Merci pour vos compliments très élogieux.
Monsieur Wohlwend,
Merci beaucoup pour ce commentaire très aimable. Vous avez parfaitement raison d’affirmer que “lorsqu’une civilisation perd sa langue, elle disparaît tout simplement”. Nous avons le devoir moral de défendre la richesse et la beauté de la langue française face à un monde qui devient toujours plus laid.
“Si ce n’était que pour provoquer, cela ne serait pas bien grave !” : votre remarque est très intéressante. Il semble en effet que nous faisions face à des idéologues sincèrement convaincus du bien-fondé de leur entreprise de destruction méthodique de nos valeurs et de notre culture.

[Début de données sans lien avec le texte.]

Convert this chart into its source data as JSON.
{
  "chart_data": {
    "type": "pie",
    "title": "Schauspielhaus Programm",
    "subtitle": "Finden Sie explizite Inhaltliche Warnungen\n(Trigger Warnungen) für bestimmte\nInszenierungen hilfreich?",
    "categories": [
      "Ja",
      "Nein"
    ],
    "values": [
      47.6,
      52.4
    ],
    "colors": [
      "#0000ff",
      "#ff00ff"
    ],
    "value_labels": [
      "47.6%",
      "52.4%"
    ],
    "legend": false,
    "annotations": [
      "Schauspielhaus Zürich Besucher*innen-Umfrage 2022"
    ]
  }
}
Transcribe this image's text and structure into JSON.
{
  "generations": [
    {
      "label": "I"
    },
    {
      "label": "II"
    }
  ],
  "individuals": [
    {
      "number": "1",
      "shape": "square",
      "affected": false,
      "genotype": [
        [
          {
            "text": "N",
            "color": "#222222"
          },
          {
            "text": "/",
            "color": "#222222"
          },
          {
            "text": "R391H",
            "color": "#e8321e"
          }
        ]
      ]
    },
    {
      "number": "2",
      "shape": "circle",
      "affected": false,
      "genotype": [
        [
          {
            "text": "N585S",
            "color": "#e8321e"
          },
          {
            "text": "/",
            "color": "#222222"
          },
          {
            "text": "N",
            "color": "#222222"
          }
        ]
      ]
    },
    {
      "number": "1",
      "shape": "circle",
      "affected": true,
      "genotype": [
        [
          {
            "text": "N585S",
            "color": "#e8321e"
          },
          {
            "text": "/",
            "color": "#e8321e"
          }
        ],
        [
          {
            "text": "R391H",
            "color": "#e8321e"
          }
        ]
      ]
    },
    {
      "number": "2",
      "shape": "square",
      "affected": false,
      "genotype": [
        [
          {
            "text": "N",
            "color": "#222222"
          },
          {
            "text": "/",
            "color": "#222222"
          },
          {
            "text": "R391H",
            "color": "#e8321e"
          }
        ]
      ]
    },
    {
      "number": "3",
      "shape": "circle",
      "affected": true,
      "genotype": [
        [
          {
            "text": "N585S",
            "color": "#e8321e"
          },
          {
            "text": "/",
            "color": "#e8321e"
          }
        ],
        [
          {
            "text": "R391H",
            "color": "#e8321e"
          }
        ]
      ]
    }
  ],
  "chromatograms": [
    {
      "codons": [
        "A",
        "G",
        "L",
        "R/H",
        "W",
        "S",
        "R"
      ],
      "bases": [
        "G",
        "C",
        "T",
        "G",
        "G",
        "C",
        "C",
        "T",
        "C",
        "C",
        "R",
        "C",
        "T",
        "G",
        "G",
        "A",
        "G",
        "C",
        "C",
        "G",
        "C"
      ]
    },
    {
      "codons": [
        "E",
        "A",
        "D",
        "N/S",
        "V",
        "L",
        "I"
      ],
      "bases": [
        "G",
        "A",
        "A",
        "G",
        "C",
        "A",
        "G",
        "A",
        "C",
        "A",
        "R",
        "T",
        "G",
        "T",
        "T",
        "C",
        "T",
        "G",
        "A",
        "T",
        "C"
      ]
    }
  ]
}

Oui, réveil nécesssaire. Merci à vous de nous rendre attentifs! Un livre qui peut vous intéresser de Alain Borer, spécialiste de Rimbaud: 《De quel amour blessée… Réflexions sur la langue française》Éditions Gallimard, 2014. Prix François Mauriac 2015. Nouvelle édition augmentée prévue.
Merci beaucoup pour votre commentaire et pour la recommandation que vous me faites. J’avais déjà entendu parler de ce livre dans une émission de “Répliques” sur France Culture. Je suis maintenant décidé à en faire la lecture très prochainement.
Ah, Monsieur, merci de partager vos réflexions, auxquelles on ne peut qu’adhérer – même si je ne suis pas persuadée de l’utilité absolue de l’étude du latin. Par contre, la maîtrise de la langue permet celle des idées et l on ne peut que constater son appauvrissement, à tous niveaux, mille fois hélas. J’y vois de l’ignorance et la paresse: on ne prend pas le temps de chercher le mot exact, dans une langue d une richesse infinie.
Je vous remercie pour cet aimable commentaire. Je n’ai moi-même pas appris le latin et le grec (j’en ai honte tous les jours). Mais vous avez raison, il ne semble pas judicieux d’imposer à tous l’apprentissage de ces deux langue, bien que je sois convaincu de leur grande utilité et de la nécessité de donner envie aux enfants et aux adolescents d’en découvrir les richesses.
Oui, je crois comme vous qu’il est nécessaire de prendre son temps lorsque l’on veut lire ou écrire, cela permet de mieux apprécier la beauté de la langue.